I didn’t set out to create a matriarchical culture for Lushan. The original germ of the idea was two countries with different political structures and visions of power and the people trapped between them. That idea required that there be some level of authority wielded by women and at least one of the countries had to be ruled by a woman, even if it was not the norm. Once I started toying with the idea of using the Faerie Court then the Queen had to be one of the powers.
As I started to develop ideas for the novel (a very long and painful process, as any readers of earlier posts know), I realized that there were two core concepts I wanted to be there, no matter how those ideas expressed themselves out in the course of the actual writing.
The first came out of the realization that I didn’t want to write a conventional fantasy novel about the struggle between good and evil (to use the broadest of cliches) but a psychological drama that happened to be set in a fantasy world. In the most perfect imaginary version of the book, it would be like a Ruth Rendell/Barbara Vine novel, with added fey. Sadly, I didn’t come anywhere close to that but part of that vision the book was the focus on the relationships and how they drove the story.
Though there is a central male-female relationship within the book, in my mind the relationships between the women are equally important. Teresine’s loyalty to Sarit, Lilit’s thorny interactions with her mother, Raziel’s reluctant acceptance of her place in the world through Teresine’s tutelage, the disappointed anger that drives Amaris’ relationship with Teresine – exploring all of these was part of what kept me grinding away at the book when it would have been easier to quit.
In order to have these relationships be central to the characters, they also had to be central to the plot, which led to the second core concept. These couldn’t be women who had no power or agency within their world. Once I started down that road, I found that I loved writing a culture in which most of the key parts that in a traditional fantasy would have been played by men were fulfilled by women. The rulers, the advisers, the soldiers, the leaders of the merchant houses, the religious figures, the bakers, the bartenders, the farmers, the apprentices were all more likely to be women than men. At a certain point, I had to work at not automatically defaulting to making virtually every new character who walked into the scene female. (As an aside, I had no trouble at all imagining the universe of Ann Leckie’s Ancillary Justice populated entirely by women.)

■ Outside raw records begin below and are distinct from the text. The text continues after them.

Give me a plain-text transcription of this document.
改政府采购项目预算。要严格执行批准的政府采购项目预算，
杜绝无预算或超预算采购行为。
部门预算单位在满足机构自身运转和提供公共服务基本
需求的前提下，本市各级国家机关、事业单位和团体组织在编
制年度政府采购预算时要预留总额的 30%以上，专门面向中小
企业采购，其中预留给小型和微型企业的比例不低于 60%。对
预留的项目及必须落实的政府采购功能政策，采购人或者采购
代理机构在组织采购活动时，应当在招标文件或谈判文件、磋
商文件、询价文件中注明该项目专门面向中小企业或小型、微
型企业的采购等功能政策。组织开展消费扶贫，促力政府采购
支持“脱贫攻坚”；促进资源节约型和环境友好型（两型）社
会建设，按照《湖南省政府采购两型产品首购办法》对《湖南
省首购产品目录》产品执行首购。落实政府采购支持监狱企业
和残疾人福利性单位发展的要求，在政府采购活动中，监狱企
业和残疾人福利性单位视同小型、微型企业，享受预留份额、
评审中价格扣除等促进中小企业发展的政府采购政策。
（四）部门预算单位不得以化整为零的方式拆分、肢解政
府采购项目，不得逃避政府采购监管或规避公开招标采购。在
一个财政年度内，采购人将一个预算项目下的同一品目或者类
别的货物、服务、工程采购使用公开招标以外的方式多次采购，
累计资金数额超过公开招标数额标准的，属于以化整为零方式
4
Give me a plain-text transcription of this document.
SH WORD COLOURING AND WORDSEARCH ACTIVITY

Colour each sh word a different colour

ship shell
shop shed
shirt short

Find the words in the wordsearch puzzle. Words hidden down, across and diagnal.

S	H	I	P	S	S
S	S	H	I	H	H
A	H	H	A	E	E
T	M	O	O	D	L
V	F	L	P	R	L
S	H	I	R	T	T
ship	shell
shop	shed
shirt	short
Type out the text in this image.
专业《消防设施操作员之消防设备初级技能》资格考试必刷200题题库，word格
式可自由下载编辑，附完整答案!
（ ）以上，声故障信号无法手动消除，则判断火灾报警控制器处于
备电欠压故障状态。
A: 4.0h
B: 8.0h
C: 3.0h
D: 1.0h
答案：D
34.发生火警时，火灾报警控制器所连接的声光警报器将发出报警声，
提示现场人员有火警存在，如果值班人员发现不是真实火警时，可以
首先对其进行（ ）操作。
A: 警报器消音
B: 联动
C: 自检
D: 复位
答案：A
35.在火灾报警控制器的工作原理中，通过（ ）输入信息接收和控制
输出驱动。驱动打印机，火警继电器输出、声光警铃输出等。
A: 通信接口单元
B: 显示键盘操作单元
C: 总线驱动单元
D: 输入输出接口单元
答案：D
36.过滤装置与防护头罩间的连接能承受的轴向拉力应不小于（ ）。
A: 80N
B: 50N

There are male characters I love in the book. The most fun I had during the whole process was writing Daen. He wasn’t like anyone I had ever written before and most of the time I could just stand aside and let him talk (and believe me, he swore A LOT more in the first draft). Lilit’s father Hendren is the most genuinely decent person in the entire book. Teresine’s conversation with Perrin and her encounter with the foreign soldier were unexpected glimpses into the lives of the men who contributed to the survival of Lushan through their engineering and martial prowess.
Could I have written this book within the context of a patriarchical culture? Maybe, but it would a hell of a lot harder. Could I have created a more egalitarian society? Maybe, but I didn’t.
In the end, I wrote the only book I could.